Absent compulsory due diligence and reporting requirements, there appears to be a “Catch 22” for European transnational companies with operations or suppliers in common law countries such as Pakistan, Bangladesh, India and Anglophone Africa – by fulfilling the responsibility to respect under the UN Guiding Principles and implementing group human rights policies, there is an increased likelihood that a duty of care will arise.

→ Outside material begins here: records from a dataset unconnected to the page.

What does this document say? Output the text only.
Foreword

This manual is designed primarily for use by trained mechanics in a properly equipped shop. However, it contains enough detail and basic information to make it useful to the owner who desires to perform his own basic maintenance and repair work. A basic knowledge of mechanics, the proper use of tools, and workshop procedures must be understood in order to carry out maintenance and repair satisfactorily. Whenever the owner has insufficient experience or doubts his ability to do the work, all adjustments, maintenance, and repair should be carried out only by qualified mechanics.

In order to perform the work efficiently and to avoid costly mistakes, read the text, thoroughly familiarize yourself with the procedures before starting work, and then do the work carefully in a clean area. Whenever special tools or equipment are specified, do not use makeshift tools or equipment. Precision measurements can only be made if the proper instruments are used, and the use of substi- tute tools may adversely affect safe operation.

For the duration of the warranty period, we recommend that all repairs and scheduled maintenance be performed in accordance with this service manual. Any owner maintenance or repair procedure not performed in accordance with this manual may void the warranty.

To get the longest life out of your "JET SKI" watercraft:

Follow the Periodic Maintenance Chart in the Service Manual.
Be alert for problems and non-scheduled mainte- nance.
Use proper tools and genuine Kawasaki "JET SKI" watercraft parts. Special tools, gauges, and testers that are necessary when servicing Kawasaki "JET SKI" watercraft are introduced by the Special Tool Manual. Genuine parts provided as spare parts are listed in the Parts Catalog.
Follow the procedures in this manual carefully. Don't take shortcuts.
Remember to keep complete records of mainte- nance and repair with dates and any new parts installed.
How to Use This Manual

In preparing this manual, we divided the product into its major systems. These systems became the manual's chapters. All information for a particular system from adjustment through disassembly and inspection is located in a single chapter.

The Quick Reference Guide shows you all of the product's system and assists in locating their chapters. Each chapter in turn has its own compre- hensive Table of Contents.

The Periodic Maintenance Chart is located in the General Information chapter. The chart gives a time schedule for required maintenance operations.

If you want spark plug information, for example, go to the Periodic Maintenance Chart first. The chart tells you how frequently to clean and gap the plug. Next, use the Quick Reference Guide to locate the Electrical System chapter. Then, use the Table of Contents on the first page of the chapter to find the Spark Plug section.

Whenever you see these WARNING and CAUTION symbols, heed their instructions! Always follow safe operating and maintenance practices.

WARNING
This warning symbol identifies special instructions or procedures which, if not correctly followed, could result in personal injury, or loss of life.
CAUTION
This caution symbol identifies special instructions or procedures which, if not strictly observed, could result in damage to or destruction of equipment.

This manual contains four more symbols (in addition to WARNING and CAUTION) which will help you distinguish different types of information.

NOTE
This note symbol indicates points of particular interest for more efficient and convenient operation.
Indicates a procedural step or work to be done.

As a matter of policy, it is hoped that legislators and judges address this Catch-22 and develop law which consolidates upon the existing consensus around the UNGPs and encourages businesses to fulfill the responsibility to respect.  In the meantime, businesses should be alive to the fact that a duty to prevent human rights impacts in their overseas supply chains and operations may exist and ensure that they discharge any such duty by rigorously implementing their existing policies and procedures.

Prepared by Lucja Nowak and Jonas Poell, Munich office and Peter Hood and Julianne-Hughes Jennett from the Business and Human Rights practice in London. Many thanks to Josephine Becker for her assistance in preparing this post. 

 


[1]  Claimants’ arguments summarised here are based on the claimants’ legal opinion prepared by Professor Sheldon Leader, Professor Jane Wright and Dr Anil Yilmaz of the School of Law, University of Essex, which is available at: https://www.ecchr.eu/fileadmin/Juristische_Dokumente/Legal_Opion_Essex_Jabir_et_al_v_KiK_2015.pdf.

[2]  Available at http://www.kik-textilien.com/unternehmen/fileadmin/user_upload_de/Tschechien/NHB_E_online.pdf.

[3]  According to the KiK Sustainability Report 2010 the Code of Conduct is aligned with SAI’s (Social Accountability International) SA8000 Standard and comparable with the BSCI (Business Social Compliance Initiative) Code of Conduct. Therefore, KiK’s Code of Conduct can be seen as an example for many other Codes of Conduct used by other companies.

[4]  “KIK-Opfern droht Niederlage”, Frankfurter Rundschau, 6 June 2018, available at:  http://www.fr.de/wirtschaft/menschenrechte-kik-opfern-droht-niederlage-a-1519085.

[5]  LG München I, Urteil vom 10.12.2013, 5 HK O 1387/10, NZG 2014, 345.

[6] Saage-Maaß/Leifker, “Haftungsrisiken deutscher Unternehmen und ihres Managements für Menschenrechtsverletzungen im Ausland”, BB 2015, 2499, 2502; Spießhofer, “Wirtschaft und Menschenrechte – rechtliche Aspekte der Corporate Social Responsibility”, NJW 2014, 2473.

[7] Heinlein, “Zivilrechtliche Verantwortung transnationaler Unternehmen für sichere und gesunde Arbeitsbedingungen in den Betrieben ihrer Lieferanten”, NZA 2018, 276, 279.